One academic study, done a few years ago, looked at how the front page of the New York Times covered certain mortality risks for a year, and then calculated the number of stories about each risk divided by the number of actual deaths. For deaths on commercial jets, there was an average of 138 stories for every 1,000 deaths. For deaths by homicide and AIDS, there were about two stories for every 1,000 deaths. And for deaths from cancer, suicide, or automobile accidents, there was about one-twentieth of a story for every 1,000 deaths.

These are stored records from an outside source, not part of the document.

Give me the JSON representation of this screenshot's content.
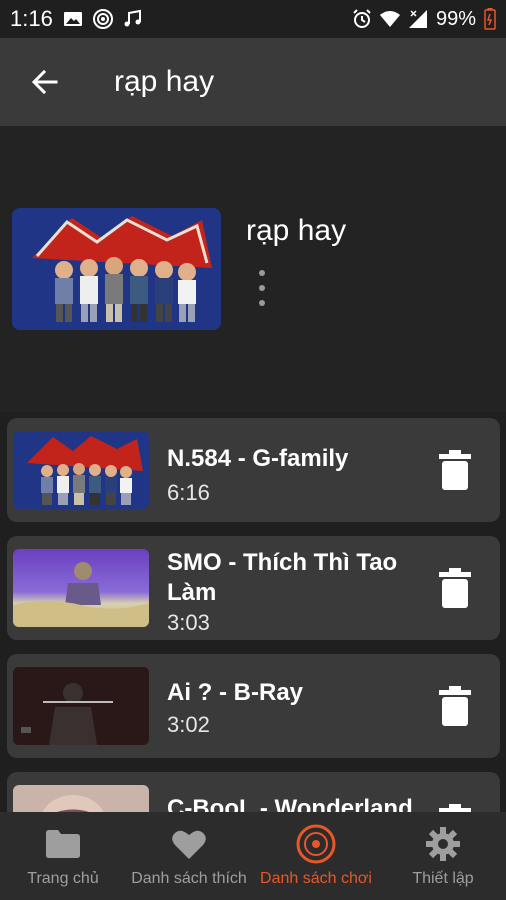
{
  "status_bar": {
    "time": "1:16",
    "battery": "99%",
    "icons_left": [
      "image-icon",
      "target-icon",
      "music-icon"
    ],
    "icons_right": [
      "alarm-icon",
      "wifi-icon",
      "signal-icon",
      "battery-icon"
    ]
  },
  "app_bar": {
    "title": "rạp hay",
    "back_icon": "arrow-back-icon"
  },
  "playlist": {
    "title": "rạp hay",
    "more_icon": "more-vertical-icon"
  },
  "tracks": [
    {
      "title": "N.584 - G-family",
      "duration": "6:16"
    },
    {
      "title": "SMO - Thích Thì Tao Làm",
      "duration": "3:03"
    },
    {
      "title": "Ai ? - B-Ray",
      "duration": "3:02"
    },
    {
      "title": "C-BooL - Wonderland",
      "duration": ""
    }
  ],
  "bottom_nav": {
    "items": [
      {
        "label": "Trang chủ",
        "icon": "folder-icon"
      },
      {
        "label": "Danh sách thích",
        "icon": "heart-icon"
      },
      {
        "label": "Danh sách chơi",
        "icon": "disc-icon"
      },
      {
        "label": "Thiết lập",
        "icon": "gear-icon"
      }
    ],
    "active_index": 2
  },
  "colors": {
    "accent": "#e8572a",
    "card_bg": "#3a3a3a",
    "app_bar_bg": "#3a3a3a",
    "background": "#1f1f1f"
  }
}
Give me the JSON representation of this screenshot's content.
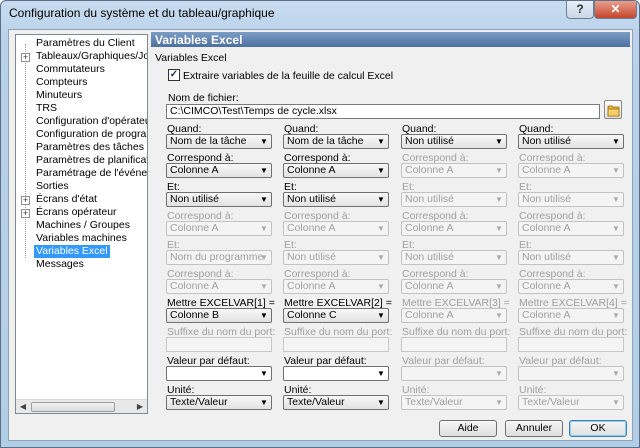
{
  "window": {
    "title": "Configuration du système et du tableau/graphique",
    "help": "?",
    "close": "✕"
  },
  "tree": {
    "items": [
      {
        "label": "Paramètres du Client",
        "expander": ""
      },
      {
        "label": "Tableaux/Graphiques/Journaux",
        "expander": "+"
      },
      {
        "label": "Commutateurs",
        "expander": ""
      },
      {
        "label": "Compteurs",
        "expander": ""
      },
      {
        "label": "Minuteurs",
        "expander": ""
      },
      {
        "label": "TRS",
        "expander": ""
      },
      {
        "label": "Configuration d'opérateur",
        "expander": ""
      },
      {
        "label": "Configuration de programme",
        "expander": ""
      },
      {
        "label": "Paramètres des tâches",
        "expander": ""
      },
      {
        "label": "Paramètres de planification",
        "expander": ""
      },
      {
        "label": "Paramétrage de l'événement",
        "expander": ""
      },
      {
        "label": "Sorties",
        "expander": ""
      },
      {
        "label": "Écrans d'état",
        "expander": "+"
      },
      {
        "label": "Écrans opérateur",
        "expander": "+"
      },
      {
        "label": "Machines / Groupes",
        "expander": ""
      },
      {
        "label": "Variables machines",
        "expander": ""
      },
      {
        "label": "Variables Excel",
        "expander": "",
        "selected": true
      },
      {
        "label": "Messages",
        "expander": ""
      }
    ]
  },
  "panel": {
    "header": "Variables Excel",
    "group_label": "Variables Excel",
    "extract_checkbox_label": "Extraire variables de la feuille de calcul Excel",
    "extract_checked": "✓",
    "filename_label": "Nom de fichier:",
    "filename_value": "C:\\CIMCO\\Test\\Temps de cycle.xlsx",
    "dropdown_glyph": "▼",
    "columns": [
      {
        "quand_label": "Quand:",
        "quand": "Nom de la tâche",
        "correspond1_label": "Correspond à:",
        "correspond1": "Colonne A",
        "et1_label": "Et:",
        "et1": "Non utilisé",
        "correspond2_label": "Correspond à:",
        "correspond2": "Colonne A",
        "et2_label": "Et:",
        "et2": "Nom du programme",
        "correspond3_label": "Correspond à:",
        "correspond3": "Colonne A",
        "mettre_label": "Mettre EXCELVAR[1] =",
        "mettre": "Colonne B",
        "suffixe_label": "Suffixe du nom du port:",
        "defaut_label": "Valeur par défaut:",
        "unite_label": "Unité:",
        "unite": "Texte/Valeur"
      },
      {
        "quand_label": "Quand:",
        "quand": "Nom de la tâche",
        "correspond1_label": "Correspond à:",
        "correspond1": "Colonne A",
        "et1_label": "Et:",
        "et1": "Non utilisé",
        "correspond2_label": "Correspond à:",
        "correspond2": "Colonne A",
        "et2_label": "Et:",
        "et2": "Non utilisé",
        "correspond3_label": "Correspond à:",
        "correspond3": "Colonne A",
        "mettre_label": "Mettre EXCELVAR[2] =",
        "mettre": "Colonne C",
        "suffixe_label": "Suffixe du nom du port:",
        "defaut_label": "Valeur par défaut:",
        "unite_label": "Unité:",
        "unite": "Texte/Valeur"
      },
      {
        "quand_label": "Quand:",
        "quand": "Non utilisé",
        "correspond1_label": "Correspond à:",
        "correspond1": "Colonne A",
        "et1_label": "Et:",
        "et1": "Non utilisé",
        "correspond2_label": "Correspond à:",
        "correspond2": "Colonne A",
        "et2_label": "Et:",
        "et2": "Non utilisé",
        "correspond3_label": "Correspond à:",
        "correspond3": "Colonne A",
        "mettre_label": "Mettre EXCELVAR[3] =",
        "mettre": "Colonne A",
        "suffixe_label": "Suffixe du nom du port:",
        "defaut_label": "Valeur par défaut:",
        "unite_label": "Unité:",
        "unite": "Texte/Valeur"
      },
      {
        "quand_label": "Quand:",
        "quand": "Non utilisé",
        "correspond1_label": "Correspond à:",
        "correspond1": "Colonne A",
        "et1_label": "Et:",
        "et1": "Non utilisé",
        "correspond2_label": "Correspond à:",
        "correspond2": "Colonne A",
        "et2_label": "Et:",
        "et2": "Non utilisé",
        "correspond3_label": "Correspond à:",
        "correspond3": "Colonne A",
        "mettre_label": "Mettre EXCELVAR[4] =",
        "mettre": "Colonne A",
        "suffixe_label": "Suffixe du nom du port:",
        "defaut_label": "Valeur par défaut:",
        "unite_label": "Unité:",
        "unite": "Texte/Valeur"
      }
    ]
  },
  "buttons": {
    "aide": "Aide",
    "annuler": "Annuler",
    "ok": "OK"
  }
}
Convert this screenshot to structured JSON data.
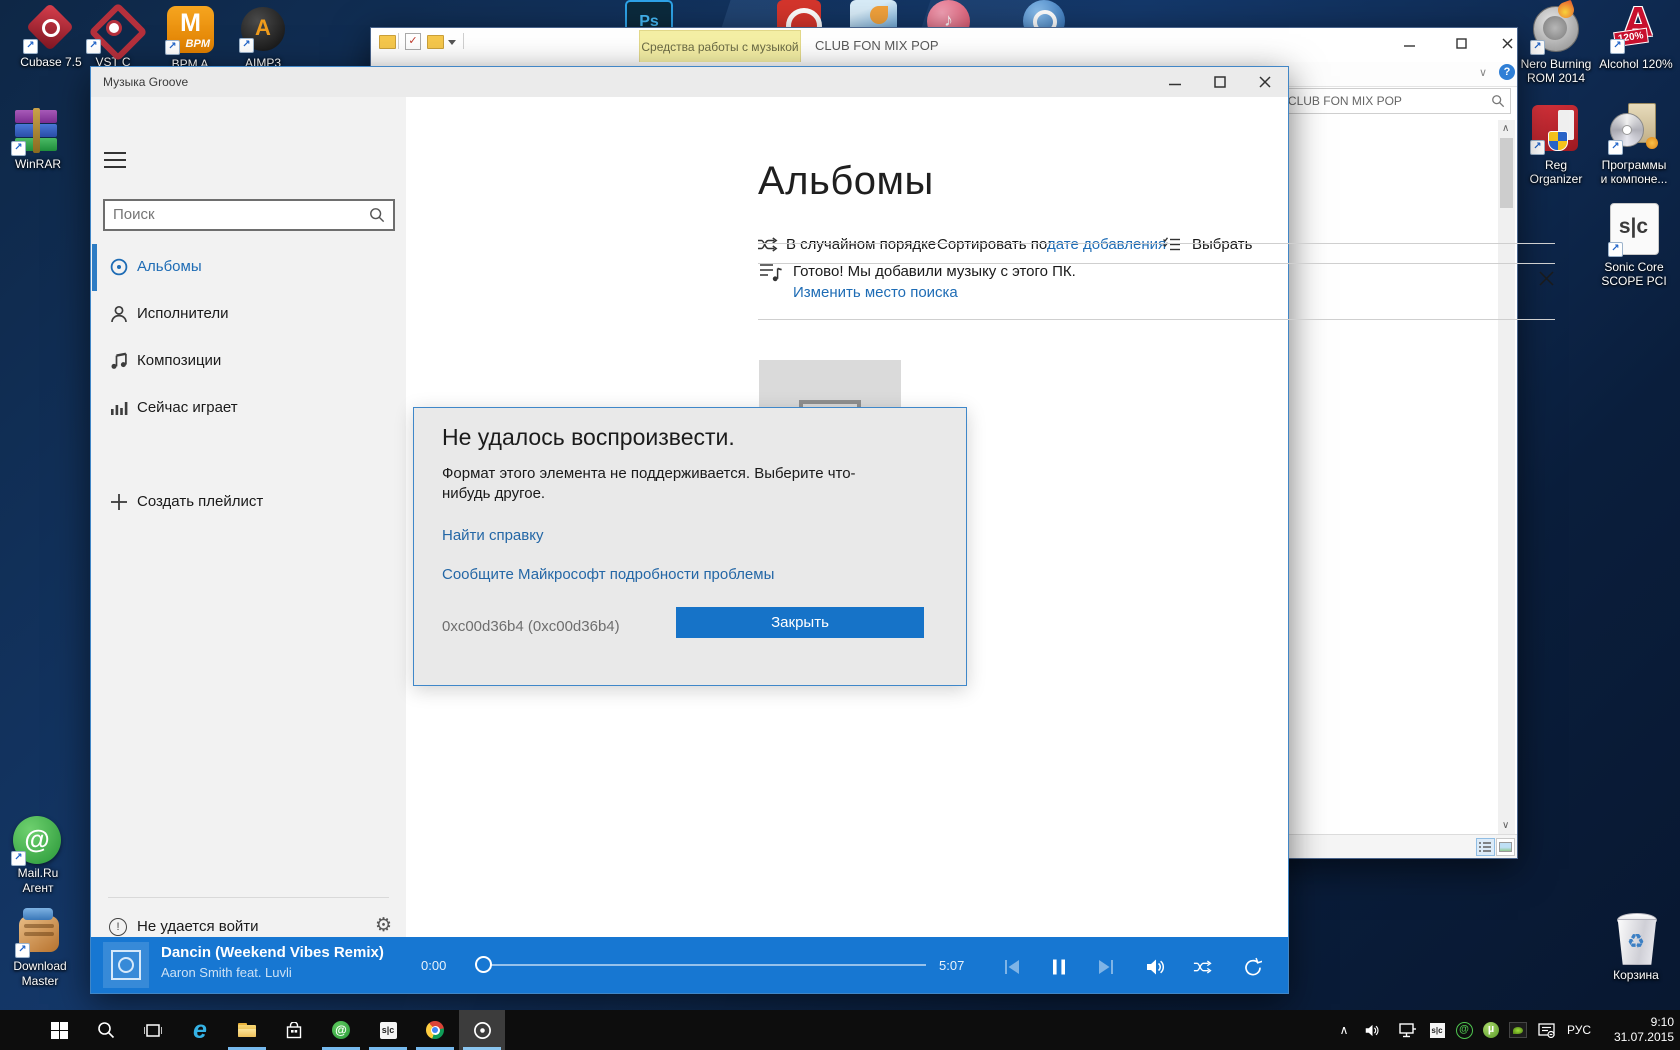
{
  "colors": {
    "accent": "#1777d2",
    "link_blue": "#1e6cb5",
    "dialog_button": "#1673c8",
    "nav_selected": "#2d7cc4",
    "taskbar_underline": "#76b9ed",
    "ribbon_tab_bg": "#f5efa5",
    "player_bar": "#1777d2"
  },
  "desktop": {
    "icons_top_left": [
      {
        "id": "cubase",
        "label": "Cubase 7.5"
      },
      {
        "id": "vst-connect",
        "label": "VST C"
      },
      {
        "id": "bpm-analyzer",
        "label": "BPM A"
      },
      {
        "id": "aimp3",
        "label": "AIMP3"
      }
    ],
    "icons_left": [
      {
        "id": "winrar",
        "label": "WinRAR"
      },
      {
        "id": "mailru-agent",
        "line1": "Mail.Ru",
        "line2": "Агент"
      },
      {
        "id": "download-master",
        "line1": "Download",
        "line2": "Master"
      }
    ],
    "icons_right": [
      {
        "id": "nero",
        "line1": "Nero Burning",
        "line2": "ROM 2014"
      },
      {
        "id": "alcohol",
        "line1": "Alcohol 120%",
        "line2": ""
      },
      {
        "id": "reg-organizer",
        "line1": "Reg",
        "line2": "Organizer"
      },
      {
        "id": "programs",
        "line1": "Программы",
        "line2": "и компоне..."
      },
      {
        "id": "sonic-core",
        "line1": "Sonic Core",
        "line2": "SCOPE PCI"
      },
      {
        "id": "recycle-bin",
        "line1": "Корзина",
        "line2": ""
      }
    ]
  },
  "explorer": {
    "ribbon_tab": "Средства работы с музыкой",
    "title": "CLUB FON MIX POP",
    "search_value": "Поиск: CLUB FON MIX POP"
  },
  "groove": {
    "window_title": "Музыка Groove",
    "sidebar": {
      "search_placeholder": "Поиск",
      "items": [
        {
          "label": "Альбомы"
        },
        {
          "label": "Исполнители"
        },
        {
          "label": "Композиции"
        },
        {
          "label": "Сейчас играет"
        }
      ],
      "create_playlist": "Создать плейлист",
      "signin_status": "Не удается войти"
    },
    "main": {
      "heading": "Альбомы",
      "shuffle_label": "В случайном порядке",
      "sort_label": "Сортировать по:",
      "sort_value": "дате добавления",
      "select_label": "Выбрать",
      "notice_text": "Готово! Мы добавили музыку с этого ПК.",
      "notice_link": "Изменить место поиска"
    },
    "dialog": {
      "title": "Не удалось воспроизвести.",
      "body": "Формат этого элемента не поддерживается. Выберите что-нибудь другое.",
      "help_link": "Найти справку",
      "report_link": "Сообщите Майкрософт подробности проблемы",
      "error_code": "0xc00d36b4 (0xc00d36b4)",
      "close_button": "Закрыть"
    },
    "player": {
      "track_title": "Dancin (Weekend Vibes Remix)",
      "track_artist": "Aaron Smith feat. Luvli",
      "time_elapsed": "0:00",
      "time_total": "5:07"
    }
  },
  "taskbar": {
    "language": "РУС",
    "time": "9:10",
    "date": "31.07.2015"
  }
}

If it is not the number of deaths, then what is it about an airline crash that so affects the American psyche?

A plane crash is a single event, not a string of ongoing events like the deaths in auto accidents or from cancer. The news media tends to treat single events as a salient headline "story," and to treat ongoing causes of death like background noise that get occasional space on slow news days.

The entertainment industry clearly recognizes a fascination with airplane crashes. Movies on the subject have become a stereotype: the hijackers, the pilots with sudden heart attacks, the mechanical failures, the flight attendants who are suddenly able to land a jumbo jet. By contrast, there aren't a whole lot of movies about choking to death, fatal car crashes, or dying from smoking-related causes.

The entertainment and news media have capitalized on fear of flying, and also helped to nourish such a fear. Commercial flights are extraordinarily safer than auto travel, and have been getting safer for decades. But I can think of a handful of well-educated friends who are deeply frightened of plane travel, yet they drive without a second thought.

A final reason for the fascination with airplane crashes, I think, is that the victims are as helpless and as blameless as innocent bystanders in a drive-by shooting. When heavy drinkers or smokers or unsafe drivers meet an untimely end, the rest of us can feel, even through our mourning, a certain moralistic satisfaction, and a feeling that it won't happen to us. But an airplane crash reminds one that bad things do happen to good people, and to average people, and to all of us.

Instead of worrying about dramatic images of plunging to a fiery death in a plane crash, Americans should spend more time worrying about how much they exercise, what they eat, not driving when they drink, and not smoking. Most of us die earlier than we need to, from causes we could have done something about.